‘Move fast and break things’ has become the unthinking mantra of the tech industry.

There is certainly a time for moving quickly and decisively, accepting the associated risks.

Most of the time however, thinking and observing first, while working steadily and carefully husbanding resources is the way to go. (Thinking, of course, being much out of fashion at the present time.)

In a startup, this is doubly so. It’s one thing if you have vast staff and squillions of dollars to fling at something like the Metaverse.

If however, you have a small seed round, it doesn’t make so much sense.

VC’s don’t mind seeing 90% of initiatives fail, but if it’s your startup, then you just have so much money and emotional energy to invest.

Your first shot at a product or service will almost certainly miss, and unless you have the money and energy left to pivot after a first attempt, you will be toast. Once the stars align and product, market, and timing all come together, you can step on the gas, to thoroughly mix metaphors.

Somehow, in the last few years, the word ‘disruptive’ acquired a positive, not negative meaning. It’s largely been used to cover business models like Uber or WeWork, which explicitly involved underpricing an entire industry for years with the goal of eliminating all competition and then being able to milk the market at will.
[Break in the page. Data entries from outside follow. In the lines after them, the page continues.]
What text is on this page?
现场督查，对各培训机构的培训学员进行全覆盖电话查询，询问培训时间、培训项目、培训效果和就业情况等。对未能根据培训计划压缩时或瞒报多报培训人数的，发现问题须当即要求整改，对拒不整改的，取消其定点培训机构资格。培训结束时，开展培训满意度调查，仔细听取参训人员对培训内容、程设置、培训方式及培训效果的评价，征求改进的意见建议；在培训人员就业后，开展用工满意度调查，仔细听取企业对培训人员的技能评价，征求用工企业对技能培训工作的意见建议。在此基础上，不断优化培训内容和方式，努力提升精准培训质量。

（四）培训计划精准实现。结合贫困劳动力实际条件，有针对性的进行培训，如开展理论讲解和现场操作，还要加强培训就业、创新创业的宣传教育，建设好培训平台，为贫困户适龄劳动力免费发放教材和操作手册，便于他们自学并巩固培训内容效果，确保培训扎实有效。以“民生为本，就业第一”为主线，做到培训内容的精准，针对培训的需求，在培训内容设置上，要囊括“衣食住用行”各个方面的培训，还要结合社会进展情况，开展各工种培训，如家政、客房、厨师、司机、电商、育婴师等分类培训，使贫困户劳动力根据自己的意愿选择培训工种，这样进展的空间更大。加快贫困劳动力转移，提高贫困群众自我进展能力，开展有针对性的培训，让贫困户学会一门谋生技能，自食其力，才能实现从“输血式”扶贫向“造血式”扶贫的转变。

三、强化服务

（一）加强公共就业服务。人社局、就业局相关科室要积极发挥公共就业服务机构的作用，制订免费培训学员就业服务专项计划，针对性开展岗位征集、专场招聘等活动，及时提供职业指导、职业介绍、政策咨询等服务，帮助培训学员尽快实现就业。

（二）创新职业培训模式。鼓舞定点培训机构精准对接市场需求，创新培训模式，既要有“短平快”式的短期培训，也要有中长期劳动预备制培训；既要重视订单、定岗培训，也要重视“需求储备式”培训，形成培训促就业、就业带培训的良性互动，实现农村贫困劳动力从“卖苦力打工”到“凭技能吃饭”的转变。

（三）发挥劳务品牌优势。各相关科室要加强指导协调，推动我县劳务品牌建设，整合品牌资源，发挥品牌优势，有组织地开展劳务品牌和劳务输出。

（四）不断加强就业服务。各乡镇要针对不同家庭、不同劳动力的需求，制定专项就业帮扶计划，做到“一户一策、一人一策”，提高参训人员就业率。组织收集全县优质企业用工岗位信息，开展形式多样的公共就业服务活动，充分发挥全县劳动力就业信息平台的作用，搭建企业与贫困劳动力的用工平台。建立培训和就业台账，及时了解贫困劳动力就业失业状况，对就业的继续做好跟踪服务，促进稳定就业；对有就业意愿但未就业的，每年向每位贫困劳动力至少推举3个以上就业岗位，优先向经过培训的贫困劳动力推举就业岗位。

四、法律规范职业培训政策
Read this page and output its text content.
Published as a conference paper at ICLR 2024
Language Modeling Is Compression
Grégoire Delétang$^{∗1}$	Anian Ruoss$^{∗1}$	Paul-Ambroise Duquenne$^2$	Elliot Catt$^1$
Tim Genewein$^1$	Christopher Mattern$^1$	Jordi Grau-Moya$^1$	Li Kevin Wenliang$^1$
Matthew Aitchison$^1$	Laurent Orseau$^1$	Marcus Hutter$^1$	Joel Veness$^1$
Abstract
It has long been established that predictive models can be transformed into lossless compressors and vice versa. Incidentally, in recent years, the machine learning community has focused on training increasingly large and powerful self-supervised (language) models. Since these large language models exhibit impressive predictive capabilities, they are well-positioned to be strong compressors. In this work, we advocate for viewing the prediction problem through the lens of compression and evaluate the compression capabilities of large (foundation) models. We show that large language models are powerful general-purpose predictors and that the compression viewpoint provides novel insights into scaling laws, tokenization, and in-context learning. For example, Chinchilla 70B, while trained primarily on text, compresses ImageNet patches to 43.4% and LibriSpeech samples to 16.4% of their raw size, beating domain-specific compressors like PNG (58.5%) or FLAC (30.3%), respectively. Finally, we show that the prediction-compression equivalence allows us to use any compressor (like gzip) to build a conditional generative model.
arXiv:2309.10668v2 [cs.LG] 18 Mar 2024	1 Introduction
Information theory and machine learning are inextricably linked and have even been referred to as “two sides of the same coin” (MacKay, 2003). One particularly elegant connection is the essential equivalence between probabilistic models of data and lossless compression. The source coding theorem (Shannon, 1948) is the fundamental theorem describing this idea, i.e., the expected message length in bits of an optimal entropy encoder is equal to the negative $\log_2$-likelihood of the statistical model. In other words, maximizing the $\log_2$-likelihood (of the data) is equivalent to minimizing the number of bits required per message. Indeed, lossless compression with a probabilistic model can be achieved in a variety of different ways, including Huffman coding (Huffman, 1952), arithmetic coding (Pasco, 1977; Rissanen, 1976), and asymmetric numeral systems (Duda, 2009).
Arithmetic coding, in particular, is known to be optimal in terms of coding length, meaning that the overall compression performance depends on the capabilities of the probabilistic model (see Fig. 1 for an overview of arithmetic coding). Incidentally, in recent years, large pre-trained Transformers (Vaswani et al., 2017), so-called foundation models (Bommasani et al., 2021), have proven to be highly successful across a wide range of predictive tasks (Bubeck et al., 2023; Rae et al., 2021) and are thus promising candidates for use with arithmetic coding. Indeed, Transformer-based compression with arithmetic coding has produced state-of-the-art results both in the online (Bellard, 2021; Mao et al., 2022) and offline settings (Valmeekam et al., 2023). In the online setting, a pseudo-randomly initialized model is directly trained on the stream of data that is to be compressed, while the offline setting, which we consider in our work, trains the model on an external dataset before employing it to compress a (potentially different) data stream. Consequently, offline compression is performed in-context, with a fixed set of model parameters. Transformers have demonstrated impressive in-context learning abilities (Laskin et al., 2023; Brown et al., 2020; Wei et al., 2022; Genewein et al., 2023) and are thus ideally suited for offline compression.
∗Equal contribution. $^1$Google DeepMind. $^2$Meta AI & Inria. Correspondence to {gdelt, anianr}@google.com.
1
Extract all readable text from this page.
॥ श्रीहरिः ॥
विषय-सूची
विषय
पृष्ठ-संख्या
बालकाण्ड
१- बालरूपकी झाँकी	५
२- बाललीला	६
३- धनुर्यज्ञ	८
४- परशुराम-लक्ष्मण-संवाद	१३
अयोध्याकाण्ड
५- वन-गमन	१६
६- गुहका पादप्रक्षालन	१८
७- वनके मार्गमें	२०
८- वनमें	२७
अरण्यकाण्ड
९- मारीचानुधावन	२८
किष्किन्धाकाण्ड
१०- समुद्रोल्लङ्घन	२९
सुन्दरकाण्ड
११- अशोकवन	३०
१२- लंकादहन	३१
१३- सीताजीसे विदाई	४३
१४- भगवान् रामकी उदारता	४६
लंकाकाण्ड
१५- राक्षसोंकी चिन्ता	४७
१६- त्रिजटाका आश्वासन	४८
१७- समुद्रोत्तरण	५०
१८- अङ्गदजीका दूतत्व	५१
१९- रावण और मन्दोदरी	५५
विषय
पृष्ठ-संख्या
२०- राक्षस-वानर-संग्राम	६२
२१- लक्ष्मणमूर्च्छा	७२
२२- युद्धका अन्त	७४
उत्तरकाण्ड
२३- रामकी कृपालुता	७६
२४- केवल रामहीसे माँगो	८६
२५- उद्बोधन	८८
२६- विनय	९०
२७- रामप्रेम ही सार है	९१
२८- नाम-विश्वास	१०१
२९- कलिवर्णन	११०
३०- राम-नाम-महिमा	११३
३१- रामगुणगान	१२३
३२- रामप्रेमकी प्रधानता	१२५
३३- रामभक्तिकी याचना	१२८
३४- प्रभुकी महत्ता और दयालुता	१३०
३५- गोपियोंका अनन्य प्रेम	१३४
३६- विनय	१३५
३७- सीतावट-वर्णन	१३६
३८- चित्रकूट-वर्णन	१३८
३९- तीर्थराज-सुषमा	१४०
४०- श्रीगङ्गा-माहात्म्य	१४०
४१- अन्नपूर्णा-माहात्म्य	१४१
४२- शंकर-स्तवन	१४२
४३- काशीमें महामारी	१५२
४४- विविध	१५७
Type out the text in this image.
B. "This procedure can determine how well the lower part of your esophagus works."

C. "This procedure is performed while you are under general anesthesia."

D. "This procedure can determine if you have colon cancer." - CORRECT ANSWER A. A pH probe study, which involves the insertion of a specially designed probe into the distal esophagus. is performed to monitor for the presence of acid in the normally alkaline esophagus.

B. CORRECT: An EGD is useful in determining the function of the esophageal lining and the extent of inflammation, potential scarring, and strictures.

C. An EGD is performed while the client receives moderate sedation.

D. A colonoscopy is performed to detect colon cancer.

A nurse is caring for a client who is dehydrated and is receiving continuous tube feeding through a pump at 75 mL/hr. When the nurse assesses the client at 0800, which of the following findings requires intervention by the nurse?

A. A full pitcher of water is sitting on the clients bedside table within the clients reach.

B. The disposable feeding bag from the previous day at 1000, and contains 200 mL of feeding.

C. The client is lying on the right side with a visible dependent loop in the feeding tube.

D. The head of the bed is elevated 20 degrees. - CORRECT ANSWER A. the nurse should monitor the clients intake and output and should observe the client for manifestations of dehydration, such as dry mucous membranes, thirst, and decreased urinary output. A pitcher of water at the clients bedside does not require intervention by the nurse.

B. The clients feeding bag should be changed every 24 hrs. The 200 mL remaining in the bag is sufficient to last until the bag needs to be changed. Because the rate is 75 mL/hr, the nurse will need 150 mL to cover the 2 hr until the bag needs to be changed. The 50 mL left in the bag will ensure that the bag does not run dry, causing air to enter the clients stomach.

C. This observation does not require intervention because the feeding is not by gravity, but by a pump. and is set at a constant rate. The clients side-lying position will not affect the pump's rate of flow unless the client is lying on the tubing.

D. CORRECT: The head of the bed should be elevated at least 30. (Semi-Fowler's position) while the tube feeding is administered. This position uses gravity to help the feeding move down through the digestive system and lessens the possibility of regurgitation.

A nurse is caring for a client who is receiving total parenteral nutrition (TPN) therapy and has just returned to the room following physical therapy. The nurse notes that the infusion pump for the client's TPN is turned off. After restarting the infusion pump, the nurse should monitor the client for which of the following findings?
It’s time to reverse that. What we need are more people and companies fixing things.

Amazon/Uber tactics are pretty hostile to sane companies. However, I think the kind of money needed to make these kind of plays is drying up. Much of this dates back to the 2008 crash, where historically low interest rates made it attractive to throw huge amounts of money at the wall. I think/hope those days are gone.

Also, any of these cute memes, followed without sufficient thought, will lead to disaster. The real issue is the cargo culting of strategies used by supposedly ‘genius’ founders in Silicon Valley. These guys are really just the ones who got lucky, but we, and they, are too dumb to realise it.